Não lembro em que
momento percebi que viver deveria ser uma permanente reinvenção de nós mesmos —
para não morrermos soterrados na poeira da banalidade embora pareça que ainda
estamos vivos.
Mas compreendi, num
lampejo: então é isso, então é assim. Apesar dos medos, convém não ser demais
fútil nem demais acomodada. Algumas vezes é preciso pegar o touro pelos
chifres, mergulhar para depois ver o que acontece: porque a vida não tem de ser
sorvida como uma taça que se esvazia, mas como o jarro que se renova a cada
gole bebido.
Para reinventar-se é
preciso pensar: isso aprendi muito cedo.
Apalpar, no nevoeiro de
quem somos, algo que pareça uma essência: isso, mais ou menos, sou eu. Isso é o
que eu queria ser, acredito ser, quero me tornar ou já fui. Muita inquietação
por baixo das águas do cotidiano. Mais cômodo seria ficar com o travesseiro
sobre a cabeça e adotar o lema reconfortante: "Parar pra pensar, nem
pensar!"
O problema é que quando
menos se espera ele chega, o sorrateiro pensamento que nos faz parar. Pode ser
no meio do shopping, no trânsito, na frente da tevê ou do computador.

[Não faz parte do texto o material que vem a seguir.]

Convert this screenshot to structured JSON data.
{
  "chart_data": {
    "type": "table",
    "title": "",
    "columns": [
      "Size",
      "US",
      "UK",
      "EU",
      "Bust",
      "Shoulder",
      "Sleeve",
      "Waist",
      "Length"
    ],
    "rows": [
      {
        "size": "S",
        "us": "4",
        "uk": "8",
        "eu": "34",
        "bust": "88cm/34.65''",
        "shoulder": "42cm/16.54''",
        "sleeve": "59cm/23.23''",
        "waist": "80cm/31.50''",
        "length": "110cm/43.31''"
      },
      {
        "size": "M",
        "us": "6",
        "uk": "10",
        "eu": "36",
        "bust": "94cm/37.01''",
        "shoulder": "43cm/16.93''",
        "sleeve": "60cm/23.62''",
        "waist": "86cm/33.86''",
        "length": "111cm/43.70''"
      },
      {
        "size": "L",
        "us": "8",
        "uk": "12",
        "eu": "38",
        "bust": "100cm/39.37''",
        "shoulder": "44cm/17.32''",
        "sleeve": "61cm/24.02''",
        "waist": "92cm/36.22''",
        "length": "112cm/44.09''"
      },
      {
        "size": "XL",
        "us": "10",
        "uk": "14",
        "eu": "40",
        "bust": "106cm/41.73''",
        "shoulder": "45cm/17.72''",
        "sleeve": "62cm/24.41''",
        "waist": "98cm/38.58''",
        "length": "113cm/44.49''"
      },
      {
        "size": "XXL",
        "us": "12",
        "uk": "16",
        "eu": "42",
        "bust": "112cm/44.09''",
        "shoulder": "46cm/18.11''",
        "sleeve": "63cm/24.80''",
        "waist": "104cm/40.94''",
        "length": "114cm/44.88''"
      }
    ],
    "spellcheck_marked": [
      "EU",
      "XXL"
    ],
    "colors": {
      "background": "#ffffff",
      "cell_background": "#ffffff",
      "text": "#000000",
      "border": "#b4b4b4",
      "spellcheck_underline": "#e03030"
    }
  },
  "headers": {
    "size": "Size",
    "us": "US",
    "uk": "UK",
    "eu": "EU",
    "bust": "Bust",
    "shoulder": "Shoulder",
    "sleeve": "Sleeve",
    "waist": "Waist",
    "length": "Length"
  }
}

Simplesmente escovando os dentes. Ou na hora da droga, do sexo sem afeto, do
desafeto, do rancor, da lamúria, da hesitação e da resignação.
Sem ter programado, a
gente pára pra pensar.
Pode ser um susto: como
espiar de um berçário confortável para um corredor com mil possibilidades. Cada
porta, uma escolha. Muitas vão se abrir para um nada ou para algum absurdo. Outras,
para um jardim de promessas. Alguma, para a noite além da cerca. Hora de tirar
os disfarces, aposentar as máscaras e reavaliar: reavaliar-se.
Pensar pede audácia,
pois refletir é transgredir a ordem do superficial que nos pressiona tanto.
Somos demasiado
frívolos: buscamos o atordoamento das mil distrações, corremos de um lado a
outro achando que somos grandes cumpridores de tarefas. Quando o primeiro dever
seria de vez em quando parar e analisar: quem a gente é, o que fazemos com a
nossa vida, o tempo, os amores. E com as obrigações também, é claro, pois não
temos sempre cinco anos de idade, quando a prioridade absoluta é dormir
abraçado no urso de pelúcia e prosseguir, no sono, o sonho que afinal nessa
idade ainda é a vida.
Mas pensar não é apenas
a ameaça de enfrentar a alma no espelho: é sair para as varandas de si mesmo e
olhar em torno, e quem sabe finalmente respirar.
Compreender: somos
inquilinos de algo bem maior do que o nosso pequeno segredo individual. É o
poderoso ciclo da existência. Nele todos os desastres e toda a beleza têm
significado como fases de um processo.
Se nos escondermos num
canto escuro abafando nossos questionamentos, não escutaremos o rumor do vento
nas árvores do mundo. Nem compreenderemos que o prato das inevitáveis perdas
pode pesar menos do que o dos possíveis ganhos.
Os ganhos ou os danos
dependem da perspectiva e possibilidades de quem vai tecendo a sua história. O
mundo em si não tem sentido sem o nosso olhar que lhe atribui identidade, sem o
nosso pensamento que lhe confere alguma ordem.
Viver, como talvez
morrer, é recriar-se: a vida não está aí apenas para ser suportada nem vivida,
mas elaborada. Eventualmente reprogramada. Conscientemente executada. Muitas
vezes, ousada.
Parece fácil:
"escrever a respeito das coisas é fácil", já me disseram. Eu sei. Mas
não é preciso realizar nada de espetacular, nem desejar nada excepcional. Não é
preciso nem mesmo ser brilhante, importante, admirado.
Para viver de verdade,
pensando e repensando a existência, para que ela valha a pena, é preciso ser
amado; e amar; e amar-se. Ter esperança; qualquer esperança.
Questionar o que nos é
imposto, sem rebeldias insensatas mas sem demasiada sensatez. Saborear o bom,
mas aqui e ali enfrentar o ruim. Suportar sem se submeter, aceitar sem se
humilhar, entregar-se sem renunciar a si mesmo e à possível dignidade.
Sonhar, porque se
desistimos disso apaga-se a última claridade e nada mais valerá a pena.
Escapar, na liberdade do pensamento, desse espírito de manada que trabalha
obstinadamente para nos enquadrar, seja lá no que for.
E que o mínimo que a
gente faça seja, a cada momento, o melhor que afinal se conseguiu fazer.